In other words, people have gone to see these movies in their hordes because they are summer tentpoles – well-crafted, entertaining (for the most part) action flicks with cool characters. You don’t rake in that kind of cash by only attracting an audience who can tell you which issue The Incredible Hulk first appeared in, or whether they read Nick Fury when he was drawn white.

So when directors like Zack Snyder talk about making sure fans of the comic are satisfied with his efforts, should he bother? Does it really matter that the people who buy the funny books are pleased with Captain America’s costume or approve of the story arc chosen for adaptation?

[Kick-Ass 2 creator: Jim Carrey boycott 'worth $30 million']



Yes. Because...
They run the blogosphere. Apparently. With so many movies jostling for attention, any way studios can raise a film’s profile is a good thing. By making sure you reveal something which strongly resonates with the crowd who flock to Comic-Con every year, you’ve potentially got a one-up on all the other blockbusters desperate to make the end-of-year biggest earners’ list. That information will be disseminated on social media and the Web, building buzz and generating hype.

Meanwhile, ‘300’ and ‘Sin City’ did big business and the filmmakers were so in thrall to the source material that they ostensibly translated it directly on the big screen. Audiences responded to the deliberate comic book look and realised how cinematic comics could actually be.

One might also say that comic book readers know a good movie idea when they read it. ‘Kick-Ass’ by Mark Millar stormed the comics world and was turned into a brilliantly-skewed action-comedy three years ago. The sequel (which it seems neither comic book nerds nor regular folk are particularly fond of) has just been released.
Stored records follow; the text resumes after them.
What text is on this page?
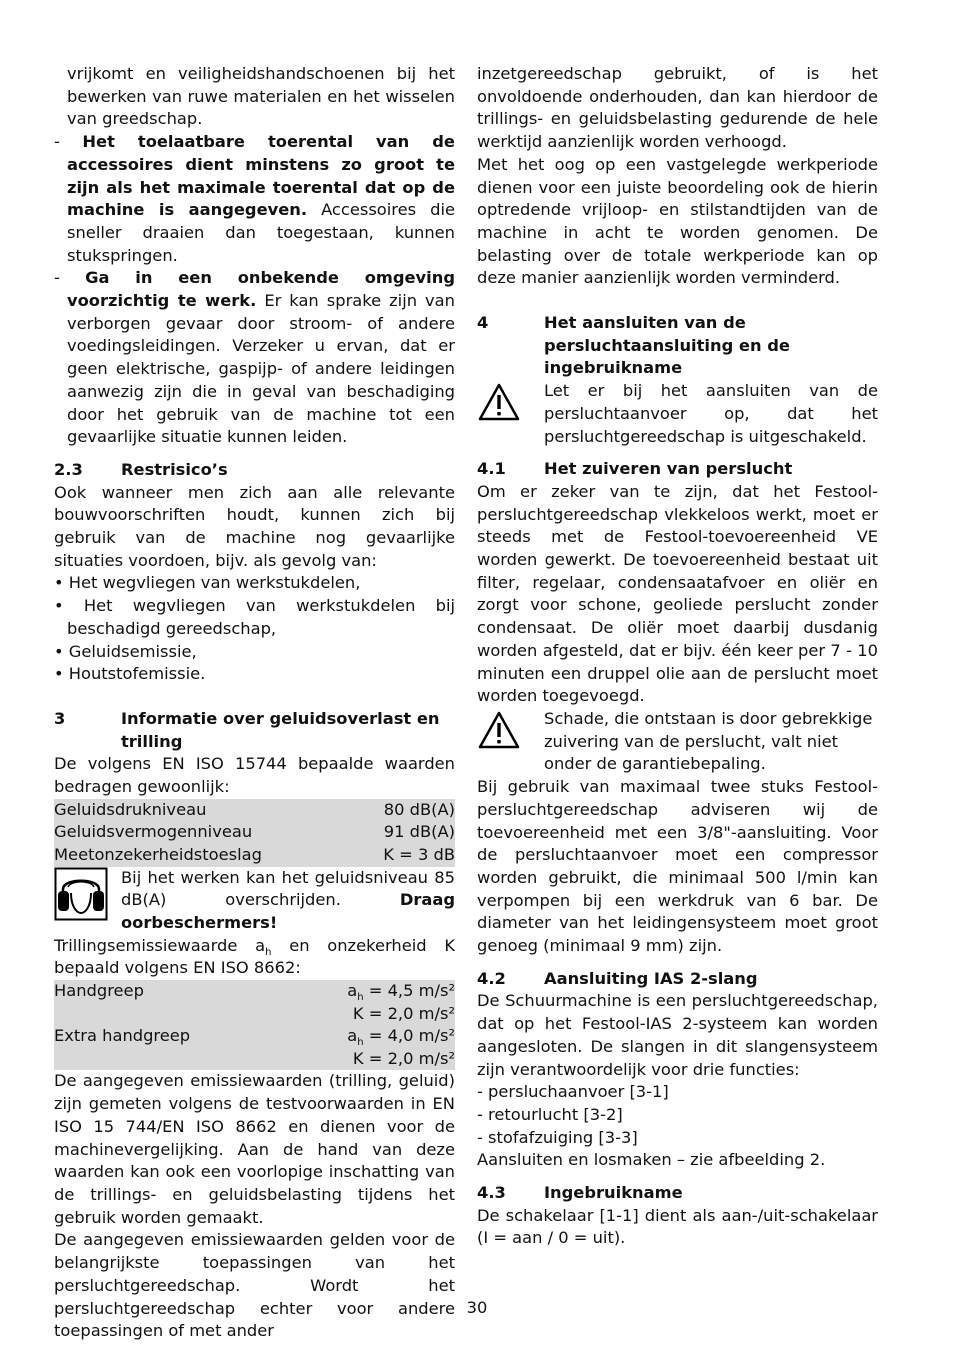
vrijkomt en veiligheidshandschoenen bij het bewerken van ruwe materialen en het wisselen van greedschap.

- Het toelaatbare toerental van de accessoires dient minstens zo groot te zijn als het maximale toerental dat op de machine is aangegeven. Accessoires die sneller draaien dan toegestaan, kunnen stukspringen.

- Ga in een onbekende omgeving voorzichtig te werk. Er kan sprake zijn van verborgen gevaar door stroom- of andere voedingsleidingen. Verzeker u ervan, dat er geen elektrische, gaspijp- of andere leidingen aanwezig zijn die in geval van beschadiging door het gebruik van de machine tot een gevaarlijke situatie kunnen leiden.

2.3 Restrisico’s

Ook wanneer men zich aan alle relevante bouwvoorschriften houdt, kunnen zich bij gebruik van de machine nog gevaarlijke situaties voordoen, bijv. als gevolg van:

• Het wegvliegen van werkstukdelen,

• Het wegvliegen van werkstukdelen bij beschadigd gereedschap,

• Geluidsemissie,

• Houtstofemissie.

3	Informatie over geluidsoverlast en trilling

De volgens EN ISO 15744 bepaalde waarden bedragen gewoonlijk:

Geluidsdrukniveau	80 dB(A)
Geluidsvermogenniveau	91 dB(A)
Meetonzekerheidstoeslag	K = 3 dB

Bij het werken kan het geluidsniveau 85 dB(A) overschrijden.	Draag oorbeschermers!

Trillingsemissiewaarde $a_h$ en onzekerheid K bepaald volgens EN ISO 8662:

Handgreep	$a_h = 4,5$ m/s²
	K = 2,0 m/s²

Extra handgreep	$a_h = 4,0$ m/s²
	K = 2,0 m/s²

De aangegeven emissiewaarden (trilling, geluid) zijn gemeten volgens de testvoorwaarden in EN ISO 15 744/EN ISO 8662 en dienen voor de machinevergelijking. Aan de hand van deze waarden kan ook een voorlopige inschatting van de trillings- en geluidsbelasting tijdens het gebruik worden gemaakt.

De aangegeven emissiewaarden gelden voor de belangrijkste toepassingen van het persluchtgereedschap. Wordt het persluchtgereedschap echter voor andere toepassingen of met ander

inzetgereedschap gebruikt, of is het onvoldoende onderhouden, dan kan hierdoor de trillings- en geluidsbelasting gedurende de hele werktijd aanzienlijk worden verhoogd.

Met het oog op een vastgelegde werkperiode dienen voor een juiste beoordeling ook de hierin optredende vrijloop- en stilstandtijden van de machine in acht te worden genomen. De belasting over de totale werkperiode kan op deze manier aanzienlijk worden verminderd.

4	Het aansluiten van de persluchtaansluiting en de ingebruikname

Let er bij het aansluiten van de persluchtaanvoer op, dat het persluchtgereedschap is uitgeschakeld.

4.1 Het zuiveren van perslucht

Om er zeker van te zijn, dat het Festool-persluchtgereedschap vlekkeloos werkt, moet er steeds met de Festool-toevoereenheid VE worden gewerkt. De toevoereenheid bestaat uit filter, regelaar, condensaatafvoer en oliër en zorgt voor schone, geoliede perslucht zonder condensaat. De oliër moet daarbij dusdanig worden afgesteld, dat er bijv. één keer per 7 - 10 minuten een druppel olie aan de perslucht moet worden toegevoegd.

Schade, die ontstaan is door gebrekkige zuivering van de perslucht, valt niet onder de garantiebepaling.

Bij gebruik van maximaal twee stuks Festool-persluchtgereedschap adviseren wij de toevoereenheid met een 3/8"-aansluiting. Voor de persluchtaanvoer moet een compressor worden gebruikt, die minimaal 500 l/min kan verpompen bij een werkdruk van 6 bar. De diameter van het leidingensysteem moet groot genoeg (minimaal 9 mm) zijn.

4.2 Aansluiting IAS 2-slang

De Schuurmachine is een persluchtgereedschap, dat op het Festool-IAS 2-systeem kan worden aangesloten. De slangen in dit slangensysteem zijn verantwoordelijk voor drie functies:

- persluchaanvoer [3-1]

- retourlucht [3-2]

- stofafzuiging [3-3]

Aansluiten en losmaken – zie afbeelding 2.

4.3 Ingebruikname

De schakelaar [1-1] dient als aan-/uit-schakelaar (I = aan / 0 = uit).

30
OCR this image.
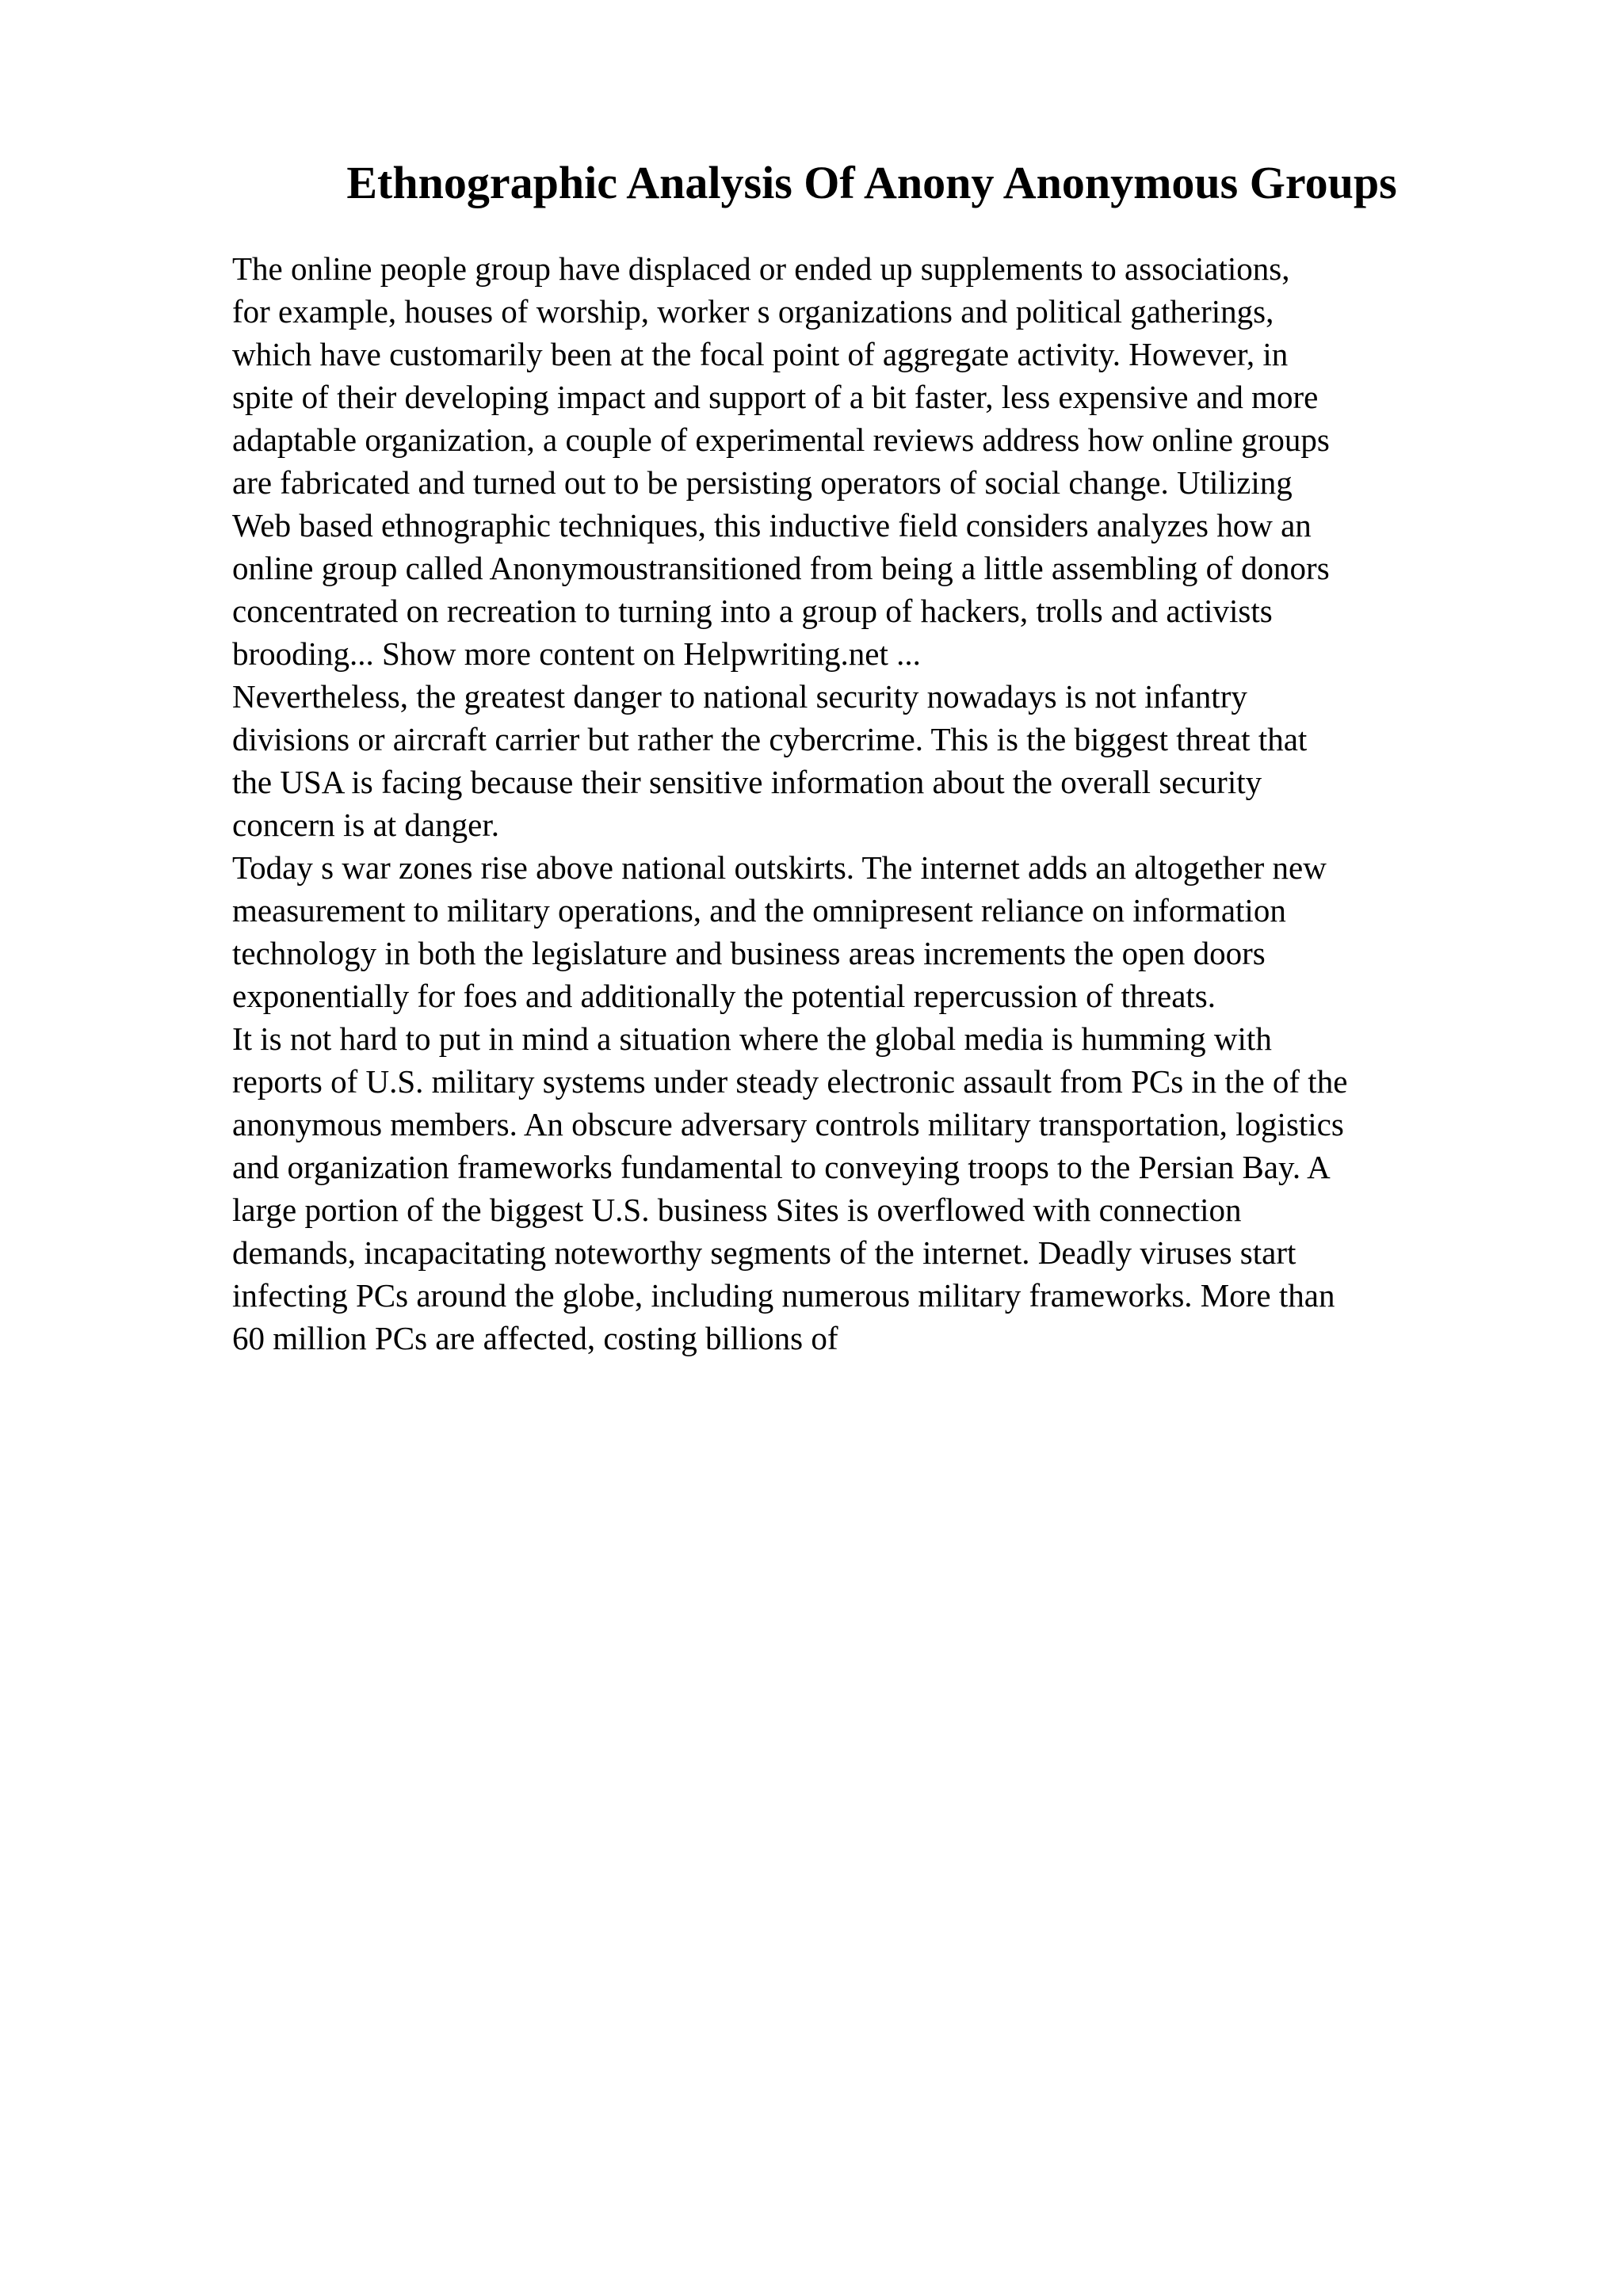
Ethnographic Analysis Of Anony Anonymous Groups

The online people group have displaced or ended up supplements to associations,
for example, houses of worship, worker s organizations and political gatherings,
which have customarily been at the focal point of aggregate activity. However, in
spite of their developing impact and support of a bit faster, less expensive and more
adaptable organization, a couple of experimental reviews address how online groups
are fabricated and turned out to be persisting operators of social change. Utilizing
Web based ethnographic techniques, this inductive field considers analyzes how an
online group called Anonymoustransitioned from being a little assembling of donors
concentrated on recreation to turning into a group of hackers, trolls and activists
brooding... Show more content on Helpwriting.net ...

Nevertheless, the greatest danger to national security nowadays is not infantry
divisions or aircraft carrier but rather the cybercrime. This is the biggest threat that
the USA is facing because their sensitive information about the overall security
concern is at danger.

Today s war zones rise above national outskirts. The internet adds an altogether new
measurement to military operations, and the omnipresent reliance on information
technology in both the legislature and business areas increments the open doors
exponentially for foes and additionally the potential repercussion of threats.

It is not hard to put in mind a situation where the global media is humming with
reports of U.S. military systems under steady electronic assault from PCs in the of the
anonymous members. An obscure adversary controls military transportation, logistics
and organization frameworks fundamental to conveying troops to the Persian Bay. A
large portion of the biggest U.S. business Sites is overflowed with connection
demands, incapacitating noteworthy segments of the internet. Deadly viruses start
infecting PCs around the globe, including numerous military frameworks. More than
60 million PCs are affected, costing billions of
Millar’s assassin tale ‘Wanted’ also started life on the page, whilst the Blade series was a comparatively little-known anti-hero who successfully made the jump to the cinema.

[Mark Wahlberg: I want to be next Iron Man]



No. Because...
A good film is a good film, right? Comic booksters cried foul when they saw yellow spandex substituted for sexy leather in the original X-Men movie, but that didn’t seem to halt its march to success. ‘300’ wasn’t a smash hit because it recreated panels from the graphic novel, it was because Snyder discovered a new take on the Greek epic, there was lots of blood and boobs and Gerard Butler shouted a lot.

The mediocre response to ‘Watchmen’ solidifies that theory. A brilliant, groundbreaking comic book by Alan Moore, it was notoriously difficult to bring to the big screen (Terry Gilliam and Paul Greengrass were just two of the myriad directors who tried through the years) because of its politics, its effects, its timeline and its labyrinthine plot. Zack Snyder decided to basically do what he did with ‘300’ and put the book on-screen. The result was an occasionally effective, overlong drama sort-of loved by comic book fans and ignored by everyone else.

This summer’s ‘The Wolverine’ uses a beloved narrative from the 1980s by Chris Claremont and Frank Miller in which Logan travels to Japan. But has the movie made money because audiences knew Claremont come up with the idea? No. Sure, they dig the Far Eastern locations, but it’s Jackman’s charisma and the cool fight scenes which really sate a crowd.

Similarly, when Christopher Nolan revitalised the Batman franchise, he used Batman: Year One by Frank Miller as inspiration. For ‘The Dark Knight’, Jeph Loeb and Tim Sales’ Long Halloween was a definite influence. But he wasn’t a slave to it. Elements of the comic books infiltrated the scenes, but ultimately the films were their own beast. And all the better for it.